I confess that the securing of this
money in this way was a great surprise to me, as well
as a source of gratification. Up to that time
I never had had in my possession so much money as one
hundred dollars at a time, and the loan which I had
asked General Marshall for seemed a tremendously large
sum to me. The fact of my being responsible for
the repaying of such a large amount of money weighed
very heavily upon me.
I lost no time in getting ready to
move the school on to the new farm. At the time
we occupied the place there were standing upon it
a cabin, formerly used as a dining room, an old kitchen,
a stable, and an old hen-house. Within a few
weeks we had all of these structures in use.
The stable was repaired and used as a recitation-room,
and very presently the hen-house was utilized for
the same purpose.
I recall that one morning, when I
told an old coloured man who lived near, and who sometimes
helped me, that our school had grown so large that
it would be necessary for us to use the hen-house
for school purposes, and that I wanted him to help
me give it a thorough cleaning out the next day, he
replied, in the most earnest manner: “What
you mean, boss? You sholy ain’t gwine clean
out de hen-house in de day-time?”
Nearly all the work of getting the
new location ready for school purposes was done by
the students after school was over in the afternoon.
As soon as we got the cabins in condition to be used,
I determined to clear up some land so that we could
plant a crop. When I explained my plan to the
young men, I noticed that they did not seem to take
to it very kindly. It was hard for them to see
the connection between clearing land and an education.
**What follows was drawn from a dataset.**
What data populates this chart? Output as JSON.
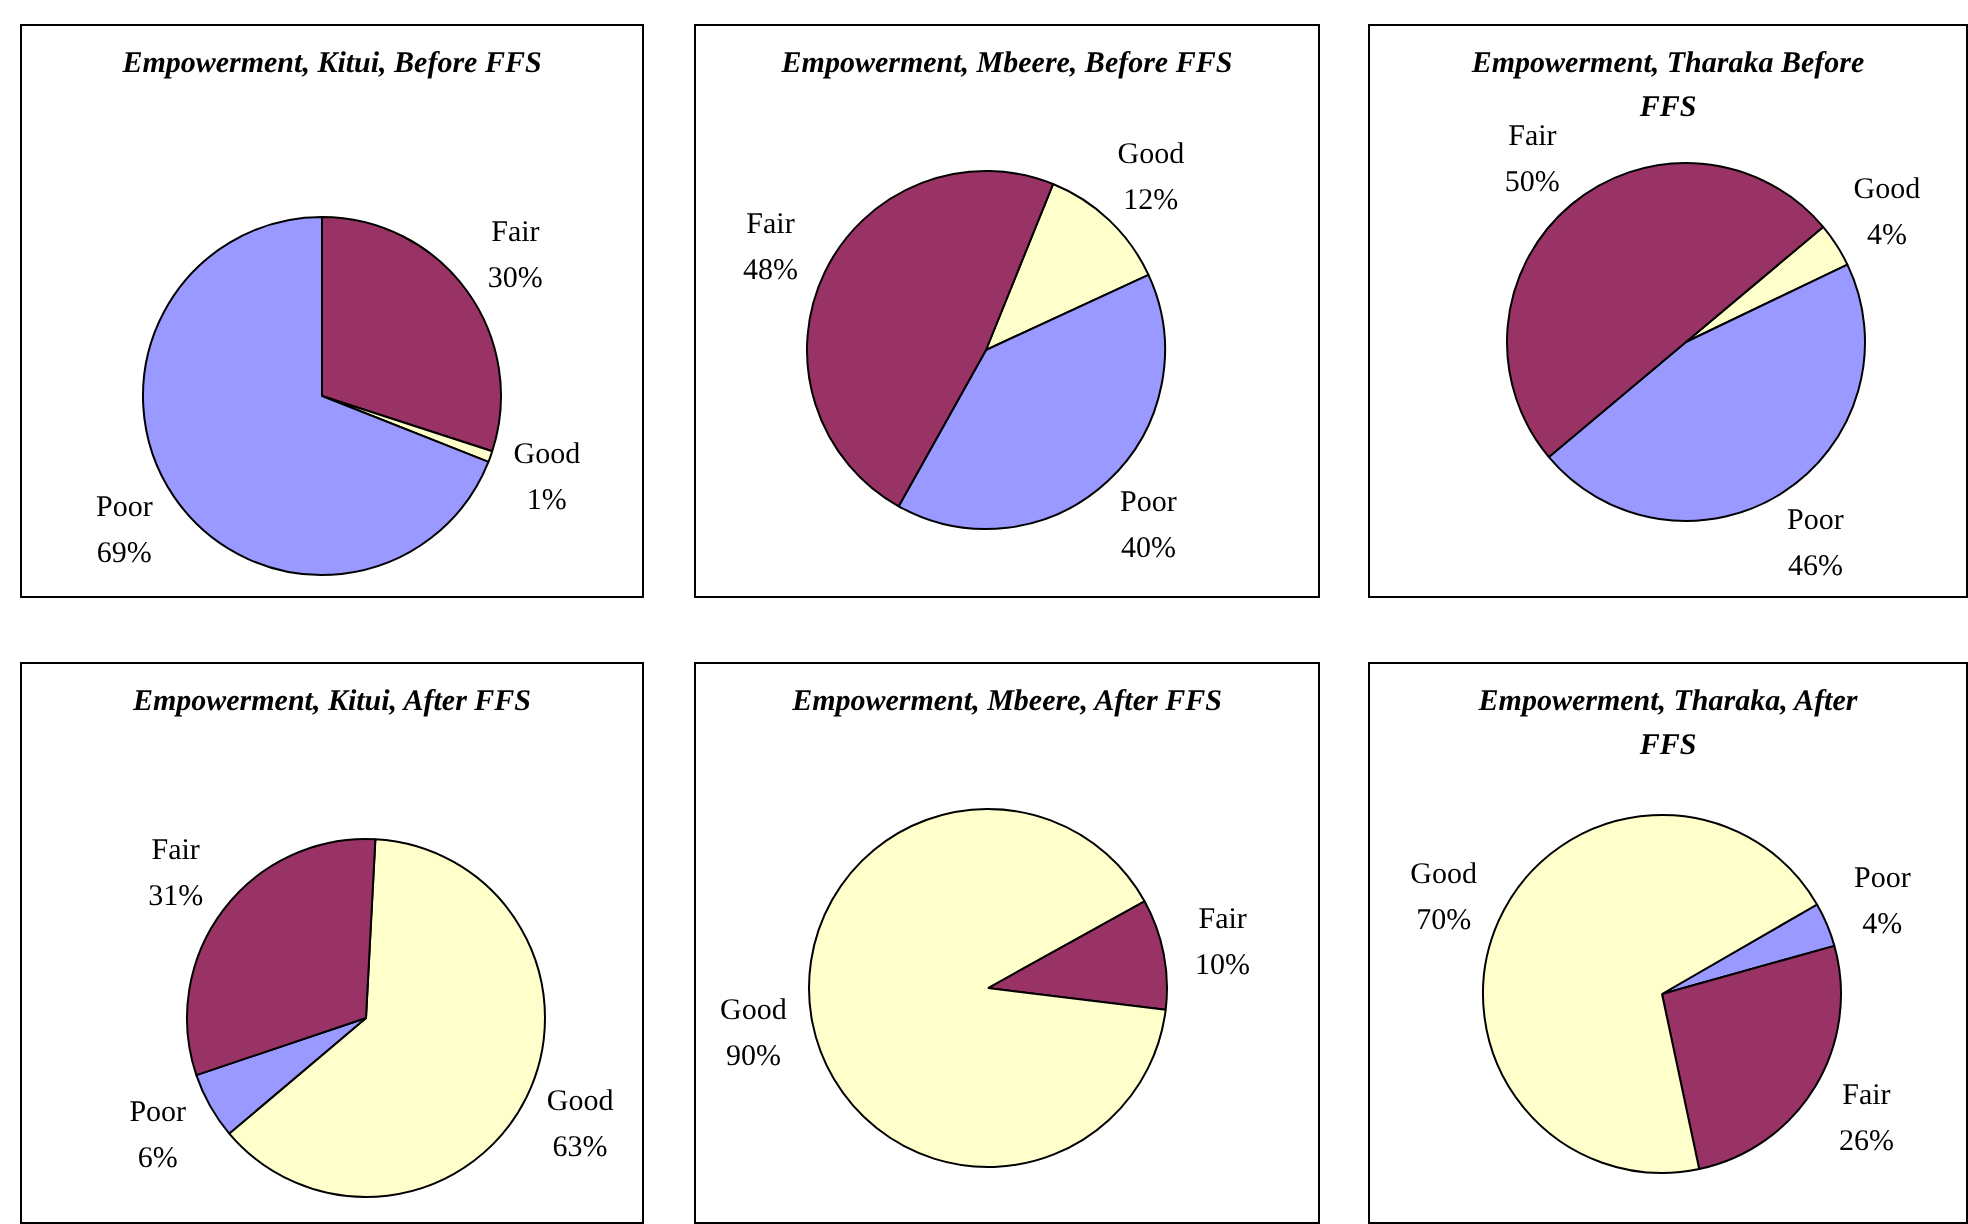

Besides, many of them had been school-teachers, and
they questioned whether or not clearing land would
be in keeping with their dignity. In order to
relieve them from any embarrassment, each afternoon
after school I took my axe and led the way to the
woods. When they saw that I was not afraid or
ashamed to work, they began to assist with more enthusiasm.
We kept at the work each afternoon, until we had cleared
about twenty acres and had planted a crop.
In the meantime Miss Davidson was
devising plans to repay the loan. Her first effort
was made by holding festivals, or “suppers.”
She made a personal canvass among the white and coloured
families in the town of Tuskegee, and got them to agree
to give something, like a cake, a chicken, bread, or
pies, that could be sold at the festival. Of
course the coloured people were glad to give anything
that they could spare, but I want to add that Miss
Davidson did not apply to a single white family, so
far as I now remember, that failed to donate something;
and in many ways the white families showed their interested
in the school.
Several of these festivals were held,
and quite a little sum of money was raised. A
canvass was also made among the people of both races
for direct gifts of money, and most of those applied
to gave small sums. It was often pathetic to note
the gifts of the older coloured people, most of whom
had spent their best days in slavery. Sometimes
they would give five cents, sometimes twenty-five
cents. Sometimes the contribution was a quilt,
or a quantity of sugarcane. I recall one old
coloured women who was about seventy years of age,
who came to see me when we were raising money to pay
for the farm. She hobbled into the room where
I was, leaning on a cane. She was clad in rags;
but they were clean. She said: “Mr.
Washin’ton, God knows I spent de bes’
days of my life in slavery. God knows I’s
ignorant an’ poor; but,” she added, “I
knows what you an’ Miss Davidson is tryin’
to do. I knows you is tryin’ to make better
men an’ better women for de coloured race.
I ain’t got no money, but I wants you to take
dese six eggs, what I’s been savin’ up,
an’ I wants you to put dese six eggs into the
eddication of dese boys an’ gals.”
Since the work at Tuskegee started,
it has been my privilege to receive many gifts for
the benefit of the institution, but never any, I think,
that touched me so deeply as this one.